1.7 Improving Energy Efficiency of Secure Disk Systems without Modifying Security Mechanisms

Improving energy efficiency of security-aware storage systems is challenging, because security and energy efficiency are often two conflicting goals. The first step toward making the best tradeoffs between high security and energy efficiency is to profile encryption algorithms to decide if storage systems would be able to produce energy savings for security mechanisms. We are focused on encryption algorithms rather than other types of security services, because encryption algorithms are usually computation-intensive. In this study, we used the XySSL libraries and profiled operations of several test problems using Conky - a lightweight system monitor that is highly configurable.
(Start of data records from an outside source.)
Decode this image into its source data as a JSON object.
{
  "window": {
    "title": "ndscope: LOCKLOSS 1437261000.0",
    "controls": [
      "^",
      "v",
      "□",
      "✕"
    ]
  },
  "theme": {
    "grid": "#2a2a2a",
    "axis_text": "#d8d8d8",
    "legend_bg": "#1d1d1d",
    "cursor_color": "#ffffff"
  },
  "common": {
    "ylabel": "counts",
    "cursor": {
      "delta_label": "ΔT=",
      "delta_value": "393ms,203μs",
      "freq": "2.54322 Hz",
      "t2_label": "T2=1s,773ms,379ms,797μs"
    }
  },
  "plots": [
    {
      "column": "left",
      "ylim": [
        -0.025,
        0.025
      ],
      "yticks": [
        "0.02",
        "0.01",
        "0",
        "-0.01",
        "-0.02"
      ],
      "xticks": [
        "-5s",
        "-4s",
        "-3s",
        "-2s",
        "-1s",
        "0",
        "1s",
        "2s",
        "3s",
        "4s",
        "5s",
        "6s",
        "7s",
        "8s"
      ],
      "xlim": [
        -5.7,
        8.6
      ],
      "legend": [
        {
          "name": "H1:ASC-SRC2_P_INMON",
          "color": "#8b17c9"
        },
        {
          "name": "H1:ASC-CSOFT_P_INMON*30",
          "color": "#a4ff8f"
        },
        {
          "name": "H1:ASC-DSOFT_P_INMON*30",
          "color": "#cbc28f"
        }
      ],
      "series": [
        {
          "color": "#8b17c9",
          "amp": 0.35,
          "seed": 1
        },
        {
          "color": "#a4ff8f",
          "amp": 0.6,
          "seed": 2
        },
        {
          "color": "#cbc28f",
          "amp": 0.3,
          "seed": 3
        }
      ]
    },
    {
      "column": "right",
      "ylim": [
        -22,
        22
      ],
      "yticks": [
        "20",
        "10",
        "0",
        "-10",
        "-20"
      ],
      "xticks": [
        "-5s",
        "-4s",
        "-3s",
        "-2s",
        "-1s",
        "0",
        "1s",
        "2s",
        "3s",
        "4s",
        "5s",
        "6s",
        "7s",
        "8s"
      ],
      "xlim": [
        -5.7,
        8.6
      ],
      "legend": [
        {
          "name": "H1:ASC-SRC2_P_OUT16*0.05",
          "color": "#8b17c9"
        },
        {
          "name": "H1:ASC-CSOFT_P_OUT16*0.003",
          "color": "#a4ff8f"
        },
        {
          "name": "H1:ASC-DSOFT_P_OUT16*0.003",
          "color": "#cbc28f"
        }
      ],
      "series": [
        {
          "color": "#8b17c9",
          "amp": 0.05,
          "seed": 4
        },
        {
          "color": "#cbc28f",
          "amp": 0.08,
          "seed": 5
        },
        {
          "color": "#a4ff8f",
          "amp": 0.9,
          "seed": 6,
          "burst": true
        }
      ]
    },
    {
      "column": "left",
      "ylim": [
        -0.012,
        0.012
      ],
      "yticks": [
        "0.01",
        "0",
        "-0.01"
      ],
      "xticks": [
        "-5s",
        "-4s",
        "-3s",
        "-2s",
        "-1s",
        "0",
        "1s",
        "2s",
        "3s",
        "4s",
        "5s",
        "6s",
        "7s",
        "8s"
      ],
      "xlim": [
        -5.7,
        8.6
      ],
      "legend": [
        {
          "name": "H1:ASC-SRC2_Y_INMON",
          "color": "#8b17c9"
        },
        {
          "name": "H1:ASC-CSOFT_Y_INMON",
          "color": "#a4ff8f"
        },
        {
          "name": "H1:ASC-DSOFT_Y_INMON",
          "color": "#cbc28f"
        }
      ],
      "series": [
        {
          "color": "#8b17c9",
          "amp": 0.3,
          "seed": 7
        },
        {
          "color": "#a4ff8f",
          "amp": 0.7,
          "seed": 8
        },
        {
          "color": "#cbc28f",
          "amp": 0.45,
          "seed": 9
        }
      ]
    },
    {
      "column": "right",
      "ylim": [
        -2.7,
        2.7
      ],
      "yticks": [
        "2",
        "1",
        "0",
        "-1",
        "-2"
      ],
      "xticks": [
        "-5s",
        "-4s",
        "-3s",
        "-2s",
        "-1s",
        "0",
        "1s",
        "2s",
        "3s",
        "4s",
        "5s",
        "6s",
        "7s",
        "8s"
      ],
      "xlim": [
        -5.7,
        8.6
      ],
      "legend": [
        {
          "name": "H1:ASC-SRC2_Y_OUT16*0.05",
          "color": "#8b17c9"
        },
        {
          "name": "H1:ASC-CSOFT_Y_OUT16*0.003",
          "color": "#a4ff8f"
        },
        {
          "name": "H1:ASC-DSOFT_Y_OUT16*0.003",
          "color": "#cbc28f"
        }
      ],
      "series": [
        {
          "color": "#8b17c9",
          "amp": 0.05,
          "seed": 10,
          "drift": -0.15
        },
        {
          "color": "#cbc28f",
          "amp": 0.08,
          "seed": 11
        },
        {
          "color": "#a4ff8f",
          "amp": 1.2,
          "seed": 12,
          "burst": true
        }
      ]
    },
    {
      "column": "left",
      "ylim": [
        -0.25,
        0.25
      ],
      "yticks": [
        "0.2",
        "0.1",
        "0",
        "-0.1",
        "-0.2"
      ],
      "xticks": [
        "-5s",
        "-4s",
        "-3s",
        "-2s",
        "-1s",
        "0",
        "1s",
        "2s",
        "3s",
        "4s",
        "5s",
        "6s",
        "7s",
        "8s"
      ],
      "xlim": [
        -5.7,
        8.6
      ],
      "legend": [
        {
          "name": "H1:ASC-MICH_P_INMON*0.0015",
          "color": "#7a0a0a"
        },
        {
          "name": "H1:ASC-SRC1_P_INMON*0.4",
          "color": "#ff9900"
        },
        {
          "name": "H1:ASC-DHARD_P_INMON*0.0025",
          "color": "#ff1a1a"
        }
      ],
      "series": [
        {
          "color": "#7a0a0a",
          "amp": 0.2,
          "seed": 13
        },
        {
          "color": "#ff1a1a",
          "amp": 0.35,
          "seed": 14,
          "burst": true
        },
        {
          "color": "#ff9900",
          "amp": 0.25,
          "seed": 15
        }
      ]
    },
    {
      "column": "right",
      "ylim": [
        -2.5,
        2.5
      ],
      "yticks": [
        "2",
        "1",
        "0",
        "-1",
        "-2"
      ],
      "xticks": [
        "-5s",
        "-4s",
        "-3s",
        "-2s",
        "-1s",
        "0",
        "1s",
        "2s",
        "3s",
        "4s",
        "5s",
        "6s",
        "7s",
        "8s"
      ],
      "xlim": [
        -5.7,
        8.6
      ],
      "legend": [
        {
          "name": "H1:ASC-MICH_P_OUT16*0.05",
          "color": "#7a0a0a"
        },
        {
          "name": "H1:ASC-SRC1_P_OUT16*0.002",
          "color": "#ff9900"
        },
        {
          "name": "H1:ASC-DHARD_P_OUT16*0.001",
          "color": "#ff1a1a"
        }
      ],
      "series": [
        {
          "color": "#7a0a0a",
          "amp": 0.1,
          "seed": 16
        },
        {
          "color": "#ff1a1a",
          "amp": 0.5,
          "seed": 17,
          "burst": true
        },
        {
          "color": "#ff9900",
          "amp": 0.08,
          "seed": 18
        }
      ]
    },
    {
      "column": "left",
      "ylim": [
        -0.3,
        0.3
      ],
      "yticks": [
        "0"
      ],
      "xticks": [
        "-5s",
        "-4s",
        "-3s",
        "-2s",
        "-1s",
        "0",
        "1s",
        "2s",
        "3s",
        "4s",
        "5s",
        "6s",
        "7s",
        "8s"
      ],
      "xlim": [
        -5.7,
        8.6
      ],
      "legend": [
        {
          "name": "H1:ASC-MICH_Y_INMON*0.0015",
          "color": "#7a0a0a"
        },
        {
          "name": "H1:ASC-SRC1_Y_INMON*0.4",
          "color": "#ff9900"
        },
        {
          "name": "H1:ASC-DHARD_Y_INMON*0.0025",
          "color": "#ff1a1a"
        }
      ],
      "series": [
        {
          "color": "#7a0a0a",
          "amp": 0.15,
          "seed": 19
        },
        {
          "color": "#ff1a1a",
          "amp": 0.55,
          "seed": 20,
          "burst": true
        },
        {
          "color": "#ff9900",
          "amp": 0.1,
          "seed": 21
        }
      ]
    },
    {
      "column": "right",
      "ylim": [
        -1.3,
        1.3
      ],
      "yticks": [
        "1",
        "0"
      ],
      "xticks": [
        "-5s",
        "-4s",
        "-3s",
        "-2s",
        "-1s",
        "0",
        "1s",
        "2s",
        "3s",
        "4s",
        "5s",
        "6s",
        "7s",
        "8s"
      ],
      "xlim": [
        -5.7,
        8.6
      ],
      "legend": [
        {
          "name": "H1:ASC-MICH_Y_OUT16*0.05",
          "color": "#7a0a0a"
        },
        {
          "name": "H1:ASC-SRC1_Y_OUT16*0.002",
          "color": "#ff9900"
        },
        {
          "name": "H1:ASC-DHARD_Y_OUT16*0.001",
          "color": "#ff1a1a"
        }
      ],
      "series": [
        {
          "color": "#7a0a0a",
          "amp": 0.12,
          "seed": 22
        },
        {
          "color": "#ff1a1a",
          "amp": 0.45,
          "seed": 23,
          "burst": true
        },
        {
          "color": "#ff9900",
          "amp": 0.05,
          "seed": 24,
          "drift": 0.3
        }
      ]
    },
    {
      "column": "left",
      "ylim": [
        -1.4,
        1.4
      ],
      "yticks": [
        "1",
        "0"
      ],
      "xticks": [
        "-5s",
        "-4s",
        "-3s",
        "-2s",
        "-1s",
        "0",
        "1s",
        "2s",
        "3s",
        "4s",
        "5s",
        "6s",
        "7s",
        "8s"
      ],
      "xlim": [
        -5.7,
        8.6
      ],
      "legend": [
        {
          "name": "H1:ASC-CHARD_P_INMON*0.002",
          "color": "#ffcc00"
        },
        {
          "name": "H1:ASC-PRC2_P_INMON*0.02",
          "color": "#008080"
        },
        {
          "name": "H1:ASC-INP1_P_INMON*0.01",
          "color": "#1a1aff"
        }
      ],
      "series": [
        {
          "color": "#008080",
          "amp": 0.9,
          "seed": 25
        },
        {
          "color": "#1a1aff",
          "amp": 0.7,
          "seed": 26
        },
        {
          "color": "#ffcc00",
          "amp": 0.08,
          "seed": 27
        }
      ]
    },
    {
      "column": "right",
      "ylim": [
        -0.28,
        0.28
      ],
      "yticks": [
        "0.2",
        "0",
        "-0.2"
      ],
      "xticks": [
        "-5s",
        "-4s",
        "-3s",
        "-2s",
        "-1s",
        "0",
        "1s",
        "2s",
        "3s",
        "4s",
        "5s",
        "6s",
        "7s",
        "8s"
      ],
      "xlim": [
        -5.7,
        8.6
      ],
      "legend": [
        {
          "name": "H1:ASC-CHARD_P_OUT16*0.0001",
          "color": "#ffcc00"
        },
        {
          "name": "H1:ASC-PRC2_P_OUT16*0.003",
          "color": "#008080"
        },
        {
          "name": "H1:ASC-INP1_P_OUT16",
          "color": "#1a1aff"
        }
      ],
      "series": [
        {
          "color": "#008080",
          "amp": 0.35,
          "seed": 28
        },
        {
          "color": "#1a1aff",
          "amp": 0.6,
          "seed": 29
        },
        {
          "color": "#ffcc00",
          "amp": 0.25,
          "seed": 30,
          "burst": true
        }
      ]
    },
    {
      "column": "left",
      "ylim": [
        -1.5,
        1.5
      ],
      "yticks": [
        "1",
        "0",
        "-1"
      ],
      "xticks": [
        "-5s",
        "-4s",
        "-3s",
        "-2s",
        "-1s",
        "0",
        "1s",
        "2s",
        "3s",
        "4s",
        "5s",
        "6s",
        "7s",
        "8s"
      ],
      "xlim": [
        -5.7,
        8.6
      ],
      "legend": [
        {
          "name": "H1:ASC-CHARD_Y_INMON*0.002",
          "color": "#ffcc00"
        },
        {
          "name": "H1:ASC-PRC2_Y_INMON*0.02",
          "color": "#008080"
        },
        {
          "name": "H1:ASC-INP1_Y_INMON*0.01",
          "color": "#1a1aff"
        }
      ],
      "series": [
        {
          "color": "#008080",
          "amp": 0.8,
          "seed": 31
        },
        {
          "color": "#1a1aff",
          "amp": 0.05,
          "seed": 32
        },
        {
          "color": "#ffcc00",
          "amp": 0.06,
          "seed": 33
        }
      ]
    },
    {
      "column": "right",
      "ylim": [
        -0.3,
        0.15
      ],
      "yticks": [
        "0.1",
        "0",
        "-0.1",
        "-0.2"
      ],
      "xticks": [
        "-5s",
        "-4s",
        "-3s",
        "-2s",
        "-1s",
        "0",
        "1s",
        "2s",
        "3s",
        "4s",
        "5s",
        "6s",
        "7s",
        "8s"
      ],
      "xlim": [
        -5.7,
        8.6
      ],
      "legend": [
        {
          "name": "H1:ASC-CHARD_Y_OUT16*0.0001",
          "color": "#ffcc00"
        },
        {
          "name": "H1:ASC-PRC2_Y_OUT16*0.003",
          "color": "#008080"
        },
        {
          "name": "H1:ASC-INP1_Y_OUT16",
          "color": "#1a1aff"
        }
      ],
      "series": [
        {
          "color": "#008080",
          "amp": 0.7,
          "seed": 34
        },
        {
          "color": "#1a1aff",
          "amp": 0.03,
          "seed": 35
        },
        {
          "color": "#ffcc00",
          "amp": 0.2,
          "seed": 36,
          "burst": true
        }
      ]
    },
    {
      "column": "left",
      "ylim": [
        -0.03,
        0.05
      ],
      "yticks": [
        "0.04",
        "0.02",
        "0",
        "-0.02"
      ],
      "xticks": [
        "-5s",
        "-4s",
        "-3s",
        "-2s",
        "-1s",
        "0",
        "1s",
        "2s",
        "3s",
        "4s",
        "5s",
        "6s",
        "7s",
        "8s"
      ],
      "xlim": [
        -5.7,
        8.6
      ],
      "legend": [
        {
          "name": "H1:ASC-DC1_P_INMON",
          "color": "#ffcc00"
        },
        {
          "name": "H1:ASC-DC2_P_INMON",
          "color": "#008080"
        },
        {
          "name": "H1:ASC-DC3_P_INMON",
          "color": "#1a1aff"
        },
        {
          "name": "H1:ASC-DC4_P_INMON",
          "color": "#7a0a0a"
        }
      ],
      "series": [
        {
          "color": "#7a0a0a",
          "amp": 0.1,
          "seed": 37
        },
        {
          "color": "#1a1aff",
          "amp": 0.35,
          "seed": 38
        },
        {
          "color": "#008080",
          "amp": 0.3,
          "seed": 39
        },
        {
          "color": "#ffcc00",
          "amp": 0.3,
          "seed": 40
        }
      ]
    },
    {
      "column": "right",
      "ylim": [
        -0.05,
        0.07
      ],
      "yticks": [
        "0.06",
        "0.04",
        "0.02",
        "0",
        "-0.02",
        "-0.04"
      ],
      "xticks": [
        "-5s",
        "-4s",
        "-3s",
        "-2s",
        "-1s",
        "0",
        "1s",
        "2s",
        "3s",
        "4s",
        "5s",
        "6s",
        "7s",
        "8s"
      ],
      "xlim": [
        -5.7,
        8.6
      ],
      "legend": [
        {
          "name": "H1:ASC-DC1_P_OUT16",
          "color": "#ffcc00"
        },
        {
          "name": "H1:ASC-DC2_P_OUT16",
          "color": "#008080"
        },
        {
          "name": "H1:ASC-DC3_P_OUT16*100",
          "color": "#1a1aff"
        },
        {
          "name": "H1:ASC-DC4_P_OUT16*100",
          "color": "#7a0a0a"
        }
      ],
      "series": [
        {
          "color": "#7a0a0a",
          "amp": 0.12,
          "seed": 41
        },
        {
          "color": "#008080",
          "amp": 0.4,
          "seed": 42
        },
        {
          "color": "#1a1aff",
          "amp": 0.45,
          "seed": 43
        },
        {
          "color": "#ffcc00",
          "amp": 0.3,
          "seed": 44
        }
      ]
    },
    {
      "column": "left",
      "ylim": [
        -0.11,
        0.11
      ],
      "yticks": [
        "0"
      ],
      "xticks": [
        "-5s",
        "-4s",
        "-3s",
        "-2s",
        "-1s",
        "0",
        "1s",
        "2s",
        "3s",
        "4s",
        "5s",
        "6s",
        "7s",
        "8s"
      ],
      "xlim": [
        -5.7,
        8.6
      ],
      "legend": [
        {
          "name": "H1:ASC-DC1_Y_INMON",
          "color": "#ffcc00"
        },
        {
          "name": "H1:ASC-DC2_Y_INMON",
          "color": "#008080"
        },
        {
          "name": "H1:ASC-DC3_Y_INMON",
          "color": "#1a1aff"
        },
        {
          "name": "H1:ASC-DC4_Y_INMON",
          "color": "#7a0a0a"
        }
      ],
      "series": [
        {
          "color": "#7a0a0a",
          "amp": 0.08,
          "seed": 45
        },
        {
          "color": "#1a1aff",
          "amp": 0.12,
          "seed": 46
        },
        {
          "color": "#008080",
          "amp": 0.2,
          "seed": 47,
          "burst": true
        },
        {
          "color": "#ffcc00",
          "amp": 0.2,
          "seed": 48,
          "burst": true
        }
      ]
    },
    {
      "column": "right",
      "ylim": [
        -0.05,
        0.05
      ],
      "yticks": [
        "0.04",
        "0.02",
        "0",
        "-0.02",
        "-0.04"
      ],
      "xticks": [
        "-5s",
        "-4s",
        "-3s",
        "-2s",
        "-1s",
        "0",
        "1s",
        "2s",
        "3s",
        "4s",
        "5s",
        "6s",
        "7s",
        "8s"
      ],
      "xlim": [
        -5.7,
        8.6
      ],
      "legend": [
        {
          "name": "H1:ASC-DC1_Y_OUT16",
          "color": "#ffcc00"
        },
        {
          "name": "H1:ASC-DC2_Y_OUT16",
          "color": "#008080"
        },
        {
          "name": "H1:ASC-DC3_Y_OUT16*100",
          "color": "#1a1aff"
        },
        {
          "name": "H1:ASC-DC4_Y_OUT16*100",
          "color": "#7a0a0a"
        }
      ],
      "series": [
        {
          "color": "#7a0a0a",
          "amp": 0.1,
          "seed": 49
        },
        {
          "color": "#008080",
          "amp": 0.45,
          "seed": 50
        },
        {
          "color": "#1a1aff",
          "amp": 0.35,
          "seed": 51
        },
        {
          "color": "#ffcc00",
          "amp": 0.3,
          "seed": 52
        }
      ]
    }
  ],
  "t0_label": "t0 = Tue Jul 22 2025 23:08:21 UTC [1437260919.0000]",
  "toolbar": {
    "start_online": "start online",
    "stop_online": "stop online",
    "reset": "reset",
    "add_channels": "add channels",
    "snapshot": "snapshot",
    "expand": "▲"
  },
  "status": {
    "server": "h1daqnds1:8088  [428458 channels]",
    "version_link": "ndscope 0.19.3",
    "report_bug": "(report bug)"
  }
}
Using our profiling techniques we concluded that although 3DES is much slower than AES encryption, it more likely to save energy in security-aware storage systems using 3DES than AES. The CPU is the bottleneck in 3DES, allowing us to take advantage of dynamic power management schemes to conserve energy at the disk level. After profiling several hash functions, we noticed that the CPU is not the bottleneck for any of these functions, indicating that it is difficult to leverage the dynamic power management technique to conserve energy of a single disk where hash functions are implemented for integrity checking.


1.6 Improving Energy Efficiency and Security for Disk Systems Improving security and minimizing power consumption are crucial for large-scale data storage systems. Although a handful of studies have been focused on data security and energy efficiency, most of the existing approaches have concentrated on only one of these two metrics. In this paper, we present a new approach to integrating power optimization with security services to enhance the security of energy-efficient large-scale storage systems. In our approach, we make use of the dynamic speed control for power management technique, or DRPM, to conserve energy. Numerous security services like confidentiality, integrity, and authentication can be provided to secure storage systems. In this study we develop two efficient ways of integrating confidentiality services with the dynamic disk speed control technique. The first strategy - security aggressive in nature - is focused on the improvement of storage system security with less emphasis on energy conservation. The second strategy gives high priority to energy conservation as opposed to the security optimization. Our experimental results show that the energy-aggressive approach provides better energy savings than the security-aggressive approach. However, the quality of security achieved by the security-aggressive scheme is higher than that of the energy-aggressive approach. Moreover, the empirical results show that energy savings yielded by the two approaches become more pronounced when the data size is increased. The findings illustrate that the response time of the security-aggressive approach is more sensitive to data size than that of the energy-aggressive scheme.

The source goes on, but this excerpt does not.